Perhaps you were talking about the Sonic router doing a who-has to discover my machines? I don't see any such requests coming over the DSL line.
> I've been watching your port for the last hour and I have not seen a single ARP request from you.
Hmm... I have a ping out running every 60 seconds from two of my hosts. It's possible that this is causing implicit cache refresh on both ends, but I'm doing that specifically because I don't want the hosts to become unreachable. I did have these pings running every 120 seconds, but I found that there was still a variable window in which my hosts become unreachable, hence I ping every 60 seconds now.
> Either you have a static ARP entry for your default gateway programmed into all of your hosts or something else is going on.
No static ARP entries. I do have a default IP route going to the Sonic router, but no static ARP entries. My understanding of network protocol is that routers do segment discovery to find their endpoints. Endpoints (hosts) only do discovery when they need to make an out-bound connection. In this way, the routers know which host is on which segment and can route packets effectively. The hosts should not need to actively refresh their cache except when needing to send packets out for an unresolved IP. This is a bit simplistic, but essentially gets the point across.
> During the same time period we have not lost your MAC entry in our table and your modem remains ATM pingable.

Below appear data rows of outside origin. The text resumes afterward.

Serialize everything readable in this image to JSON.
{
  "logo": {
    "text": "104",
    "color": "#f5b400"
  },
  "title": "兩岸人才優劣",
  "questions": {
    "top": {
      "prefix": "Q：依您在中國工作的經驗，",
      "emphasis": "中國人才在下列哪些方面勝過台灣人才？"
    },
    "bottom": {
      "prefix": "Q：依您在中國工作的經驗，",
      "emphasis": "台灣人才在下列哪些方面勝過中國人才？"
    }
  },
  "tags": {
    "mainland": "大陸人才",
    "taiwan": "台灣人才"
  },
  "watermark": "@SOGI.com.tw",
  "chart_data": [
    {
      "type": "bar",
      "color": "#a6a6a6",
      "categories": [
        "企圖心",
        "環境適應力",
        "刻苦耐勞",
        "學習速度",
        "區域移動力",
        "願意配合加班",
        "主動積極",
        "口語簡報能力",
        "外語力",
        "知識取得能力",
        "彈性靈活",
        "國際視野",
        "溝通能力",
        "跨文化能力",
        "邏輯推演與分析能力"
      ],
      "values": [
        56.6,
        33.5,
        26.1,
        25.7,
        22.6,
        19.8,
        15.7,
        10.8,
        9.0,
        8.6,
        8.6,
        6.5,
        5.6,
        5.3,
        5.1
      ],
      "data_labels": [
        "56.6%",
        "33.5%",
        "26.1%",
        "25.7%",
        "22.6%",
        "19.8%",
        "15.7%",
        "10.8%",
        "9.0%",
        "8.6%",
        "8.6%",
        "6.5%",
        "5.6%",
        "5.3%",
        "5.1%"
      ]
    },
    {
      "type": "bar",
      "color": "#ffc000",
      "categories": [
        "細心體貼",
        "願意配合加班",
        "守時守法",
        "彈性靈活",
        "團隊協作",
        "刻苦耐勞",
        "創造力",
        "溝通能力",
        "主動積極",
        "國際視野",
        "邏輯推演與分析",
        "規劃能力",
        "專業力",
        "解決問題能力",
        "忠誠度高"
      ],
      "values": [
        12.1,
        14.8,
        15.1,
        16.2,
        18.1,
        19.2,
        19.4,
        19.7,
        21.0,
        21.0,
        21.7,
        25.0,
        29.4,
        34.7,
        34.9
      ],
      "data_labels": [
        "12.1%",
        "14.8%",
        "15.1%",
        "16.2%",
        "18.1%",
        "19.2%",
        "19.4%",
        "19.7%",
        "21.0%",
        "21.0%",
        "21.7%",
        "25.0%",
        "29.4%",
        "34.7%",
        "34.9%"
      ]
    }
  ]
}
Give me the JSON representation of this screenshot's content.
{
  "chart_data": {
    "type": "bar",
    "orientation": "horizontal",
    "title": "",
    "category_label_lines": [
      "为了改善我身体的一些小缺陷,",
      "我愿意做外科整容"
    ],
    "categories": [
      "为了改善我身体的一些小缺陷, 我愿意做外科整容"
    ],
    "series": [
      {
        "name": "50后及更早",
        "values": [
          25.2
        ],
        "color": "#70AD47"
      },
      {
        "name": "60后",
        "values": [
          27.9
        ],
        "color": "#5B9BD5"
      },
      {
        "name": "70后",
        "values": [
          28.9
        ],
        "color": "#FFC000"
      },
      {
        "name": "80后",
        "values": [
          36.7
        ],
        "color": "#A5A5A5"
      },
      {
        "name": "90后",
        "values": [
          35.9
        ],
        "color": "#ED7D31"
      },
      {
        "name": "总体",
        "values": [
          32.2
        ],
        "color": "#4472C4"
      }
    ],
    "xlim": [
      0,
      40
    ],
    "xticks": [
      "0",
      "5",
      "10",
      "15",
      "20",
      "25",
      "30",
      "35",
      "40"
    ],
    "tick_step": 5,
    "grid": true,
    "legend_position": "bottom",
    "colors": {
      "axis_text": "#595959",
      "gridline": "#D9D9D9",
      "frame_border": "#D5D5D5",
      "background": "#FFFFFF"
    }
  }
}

I suspect you're cache is implicitly being refreshed by me because I don't want my hosts to become unaddressable. I have 4 IPs. Two are actively pinging out. One runs in stealth any only does NTP requests. The last one is this non-vm test host.
For your testing, I'll leave up my host on .243. Feel free to do some testing of your own.
Note that since this interface is separated, it has only one subnet that it knows about: 173.228.5.0
I had to add an explicit route for the bluemoon hosts subnet to ensure ping responses went back out through the same interface. I can add some additional explicit routes to any Sonic subnets if you need me to.
Thanks in advance for anything you can discovery about my problem!